Black people with myeloma are less likely to be offered triple therapy, CAR-T therapy, or stem cell transplantation.

There’s also a difference in when black people tend to be offered the monoclonal antibody daratumumab, which is given after at least three other treatments have failed. Research shows that those who are eligible for daratumumab wait an average of 43 months after their diagnosis to start it. That’s about 9 months longer than it takes for white people with similar cases of myeloma to start this therapy.

“We have incredible progress, but fewer African Americans are benefiting from it,” says Irene Ghobrial, MD, director of the clinical research program for multiple myeloma at Dana-Farber.

Health care provider bias, being underinsured or uninsured, lack of money to travel to major cancer centers, and low health literacy are all barriers to treatment in minorities, explains Devarakonda.

“Social and cultural beliefs, racial patient-provider discordance, and low social support may also contribute to racial disparities in myeloma care,” he says.

Additionally, only 8% of myeloma clinical trial participants are black. These trials of new treatments offer the best hope for some people with relapsed refractory myeloma who have exhausted other options.

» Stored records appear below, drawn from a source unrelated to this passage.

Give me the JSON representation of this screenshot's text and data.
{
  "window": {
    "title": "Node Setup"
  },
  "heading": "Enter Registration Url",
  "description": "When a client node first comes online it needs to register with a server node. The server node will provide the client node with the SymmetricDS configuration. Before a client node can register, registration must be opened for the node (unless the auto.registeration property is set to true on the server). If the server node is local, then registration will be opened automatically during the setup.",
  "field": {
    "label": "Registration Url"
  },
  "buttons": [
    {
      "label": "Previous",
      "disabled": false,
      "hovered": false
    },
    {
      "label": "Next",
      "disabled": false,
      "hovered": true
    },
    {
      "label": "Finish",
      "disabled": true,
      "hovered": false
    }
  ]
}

This lack of representation in research also means that black people are less likely to know about the effectiveness of new therapies if the FDA ultimately approves them.

The problem is not lack of interest. Black patients are simply not told about clinical trials and are asked to participate as often, Hartley-Brown says.

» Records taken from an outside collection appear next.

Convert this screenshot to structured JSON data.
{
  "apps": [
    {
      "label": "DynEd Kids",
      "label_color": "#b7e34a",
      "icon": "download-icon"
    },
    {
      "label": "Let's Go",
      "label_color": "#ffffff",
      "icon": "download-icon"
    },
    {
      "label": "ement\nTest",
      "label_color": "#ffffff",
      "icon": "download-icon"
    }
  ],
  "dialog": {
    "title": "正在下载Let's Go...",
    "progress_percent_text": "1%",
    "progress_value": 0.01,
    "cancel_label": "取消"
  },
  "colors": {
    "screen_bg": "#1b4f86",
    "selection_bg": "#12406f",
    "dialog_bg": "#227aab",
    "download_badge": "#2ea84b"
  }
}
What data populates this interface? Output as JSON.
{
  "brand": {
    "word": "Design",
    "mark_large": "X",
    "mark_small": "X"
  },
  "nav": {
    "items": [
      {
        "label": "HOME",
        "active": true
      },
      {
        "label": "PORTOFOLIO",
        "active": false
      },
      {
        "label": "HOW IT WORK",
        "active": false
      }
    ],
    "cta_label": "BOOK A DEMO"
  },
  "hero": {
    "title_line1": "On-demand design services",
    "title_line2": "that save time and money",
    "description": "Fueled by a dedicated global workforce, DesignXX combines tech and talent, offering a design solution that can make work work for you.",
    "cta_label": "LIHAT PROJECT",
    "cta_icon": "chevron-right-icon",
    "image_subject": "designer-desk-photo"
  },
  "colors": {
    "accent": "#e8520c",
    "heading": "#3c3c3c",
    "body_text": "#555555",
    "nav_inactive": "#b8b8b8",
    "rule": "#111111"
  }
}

How is the medical community tackling racial disparities?

Recent research has shown that when myeloma patients are treated similarly, blacks fare just as well – but not better – than whites. So how do you make sure everyone gets the same care?

Change is neither quick nor easy, but there is evidence that progress is being made.

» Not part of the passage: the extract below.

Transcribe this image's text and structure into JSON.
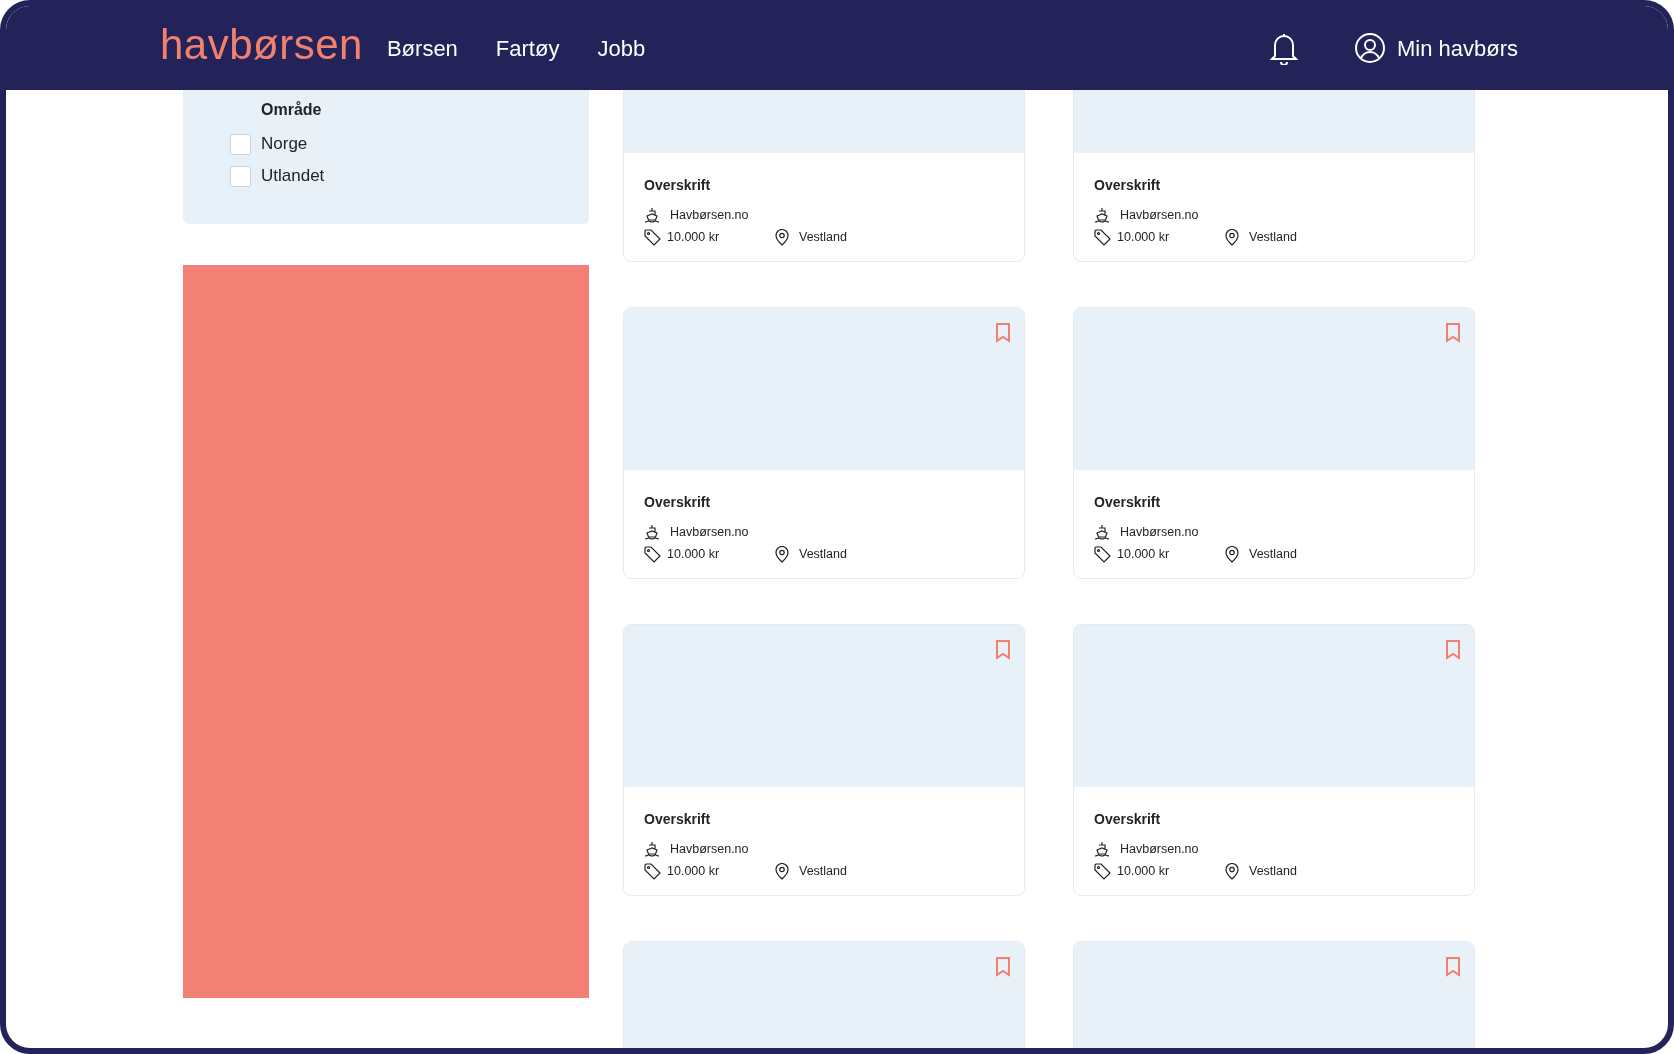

“There has been an increased awareness of health care disparities in cancer care, including in multiple myeloma, and the need to address them in recent years,” says Devarakonda.

Several scientific organizations have added diversity and equity to their list of priorities, he says. Pharmaceutical companies are also starting to demand that more minority patients be included in clinical trials.

Raising awareness of myeloma among minorities is also essential. This helps people at high risk or who have abnormal blood tests defend themselves. That could mean simply asking their doctor to check why they’re anemic or if their kidney function isn’t normal, Hartley-Brown says.

However, she adds that the responsibility cannot rest solely with the patients.

“This is a systemic problem in the medical system as well as a societal problem,” she says.

In addition to education and awareness, Ghobrial believes that routine screenings for people at high risk for myeloma will have a big impact on survival rates. She leads research that aims to determine if such a program, combined with the treatment of so-called “precursor” conditions, will result in saving more lives.

Myeloma is usually only diagnosed when it has already developed into a full-blown cancer. But many people first get a precursor condition called monoclonal gammopathy of undetermined significance (MGUS) or smoldering myeloma.

It’s not uncommon to have MGUS and not know it. Right now, doctors are following a “watch and wait” strategy, even for those who find out they have it. This requires frequent check-ups, but no real treatment until the disease progresses.

“We’re all trained to wait to treat myeloma until there’s end-stage organ damage, but we have to challenge that,” Ghobrial says. “It’s like waiting to treat early-stage breast cancer until someone has metastasized,” that is, when the cancer has spread.

The PROMISE study, which focuses on early detection, is open to African Americans ages 30 and older, as well as people of any race who have a first-degree relative (such as a parent or sibling ) with blood cancer.